GMAC, which lends money to car dealers and buyers and also has dabbled disastrously in mortgages, has been bleeding billions for more than a year. In November, when it asked the Federal Reserve Board for permission to become a bank, the decision was based largely on the understanding that only financial institutions could receive help from TARP.
That was the Treasury's position, and it's not hard to understand why. The Emergency Economic Stabilization Act, which created TARP, authorized Treasury Secretary Henry Paulson "to purchase, and to make and fund commitments to purchase, troubled assets from any financial institution," the aim being "to restore liquidity and stability to the financial system."

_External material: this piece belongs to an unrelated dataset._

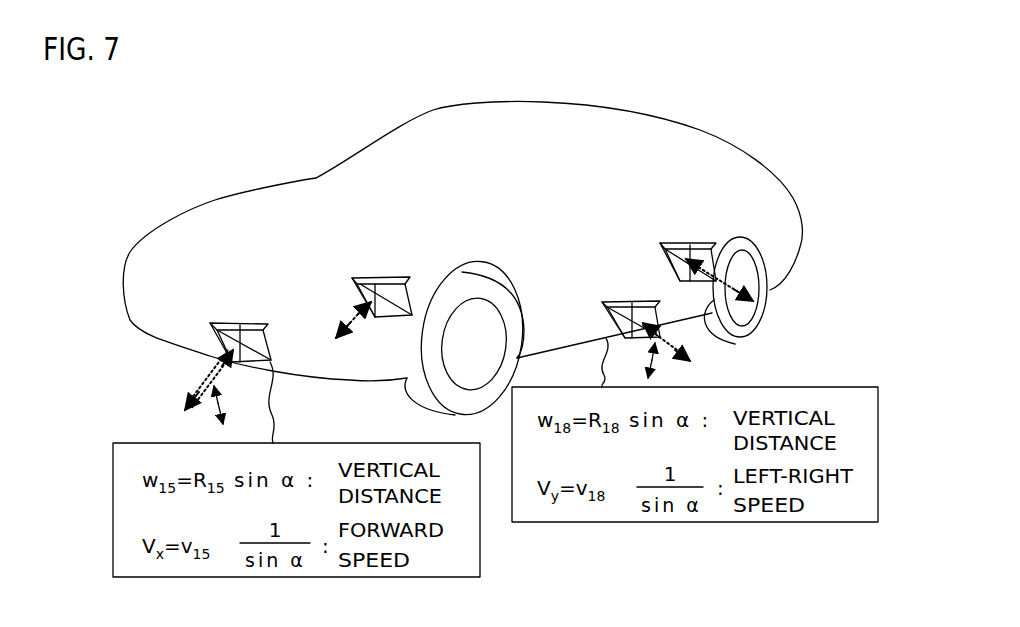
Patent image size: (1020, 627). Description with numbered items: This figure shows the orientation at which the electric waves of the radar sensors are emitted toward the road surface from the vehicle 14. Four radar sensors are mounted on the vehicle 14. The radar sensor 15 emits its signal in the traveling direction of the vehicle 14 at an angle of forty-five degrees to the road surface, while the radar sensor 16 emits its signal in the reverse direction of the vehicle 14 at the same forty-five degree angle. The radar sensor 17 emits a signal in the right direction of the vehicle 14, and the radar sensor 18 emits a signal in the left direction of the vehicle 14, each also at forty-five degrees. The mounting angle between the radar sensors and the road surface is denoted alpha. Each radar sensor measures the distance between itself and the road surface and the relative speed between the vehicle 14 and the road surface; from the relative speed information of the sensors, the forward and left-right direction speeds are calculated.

But by the time the Federal Reserve approved GMAC's application, Paulson had decided that GM and Chrysler, which make not loans but cars, nevertheless could receive $17.4 billion from TARP to tide them over until Congress approved more aid. His epiphany about the meaning of the TARP law came immediately after Congress declined to approve emergency short-term assistance for the carmakers.
"While the purpose of (TARP) and the enabling legislation is to stabilize our financial sector," Paulson said, "the authority allows us to take this action. Absent Congressional action, no other authorities existed to stave off a disorderly bankruptcy of one or more auto companies."
To Paulson's mind, a "disorderly bankruptcy" of GM or Chrysler was unthinkable. Though Congress had not authorized a bailout of the automakers, he decided to pretend it had.